I was talking a few days ago with a client of mine whom I have advised for years. His sector was completely stopped at the beginning of the confinement and called me the same day to ask me for my opinion on what needed to be done. I was stressed, like everyone else those days. The flow of (bad) news was constant, and he was just jumping from priority to priority, without concretizing or finishing anything of what he was doing. So I stopped him and summoned him for the following Monday morning by video-conference. His financial position was comfortable, and, thanks to the savings generated over the years and the low indebtedness he had, he enjoyed enough room to spend six months unemployed.
We are not used to uncertainty. In fact, even though the natural state of the world is uncertainty, we still think that everything can be planned and everything can be predicted. It is not true.
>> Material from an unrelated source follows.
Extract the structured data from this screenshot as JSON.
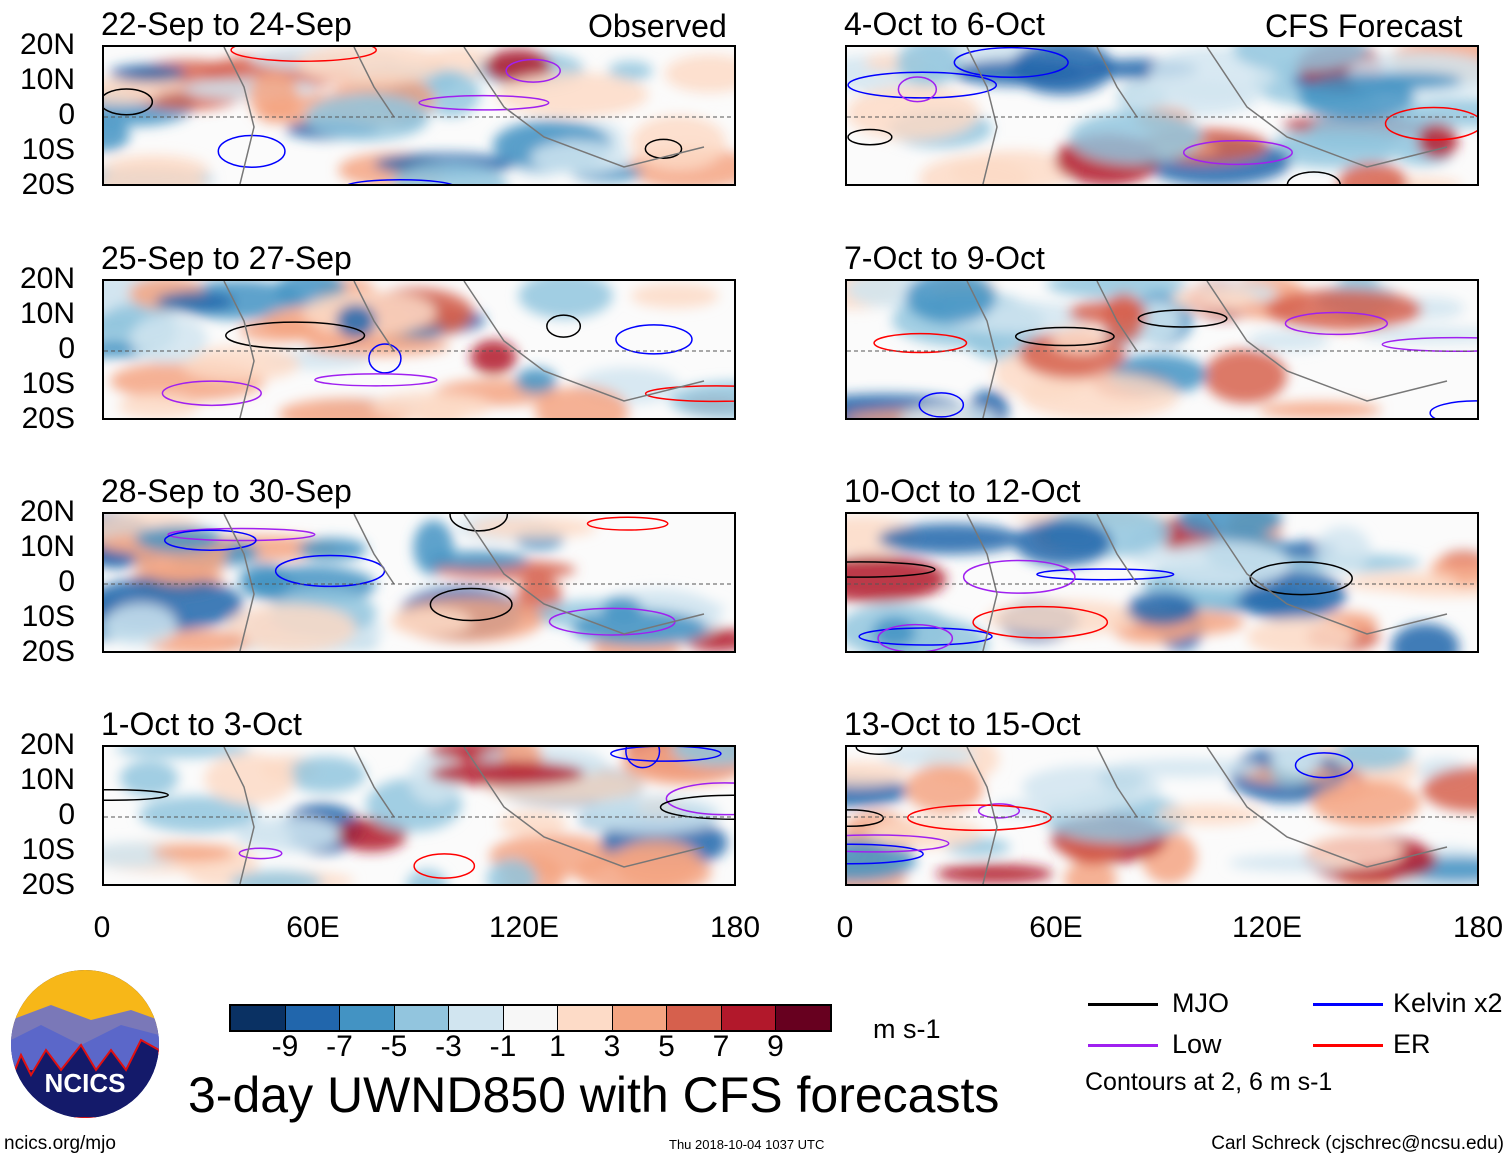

Uncertainty is normal and, as such, must be addressed in companies. That’s why I always tell employers that I’m talking to them that right now (and in the future) we need to work on the same things:
First, in the money. In turbulent times like the ones we live in, money is the fuel that keeps us running. That’s why it’s important not only to know how much money I should have to survive, but also how I can manage the ones I have to grow. We need to manage the business treasury as we would with the family: with savings as the norm and debt as an exception (and always to grow).
Secondly, without letting ourselves be carried away by fear, but not fleeing from it either. These weeks, we have seen how fear has driven the behavior of leaders in all walks of life. This has paralyzed many companies and left them in a hurry to make decisions in a hurry, hoping that everything will return to normal. He will not return. The question we have to ask ourselves, then, is not what will happen but what we will do to make it happen. Leading a company is overcoming paralysis, protecting people and prioritizing properly.
Finally, growth must be part of something bigger: strategy. I find entrepreneurs jumping in front of every novelty, and that leads them to frustration and stress. Speed is useless without direction, so it’s a mistake to accelerate toward something that seems in the right direction without making sure it’s part of the drawing of your future. This design needs to be defined as being more innovative and flexible, so that you can face the current crisis and the new challenges of the future with more guarantees of success.
As all those who have started a business in the midst of a crisis know, it is in turbulent times that the lack of strategy, leadership and money becomes apparent; but it is in these times that the foundations of the future must be laid, and not waiting for everything to happen.
So ask yourself: where do you want to be in six months?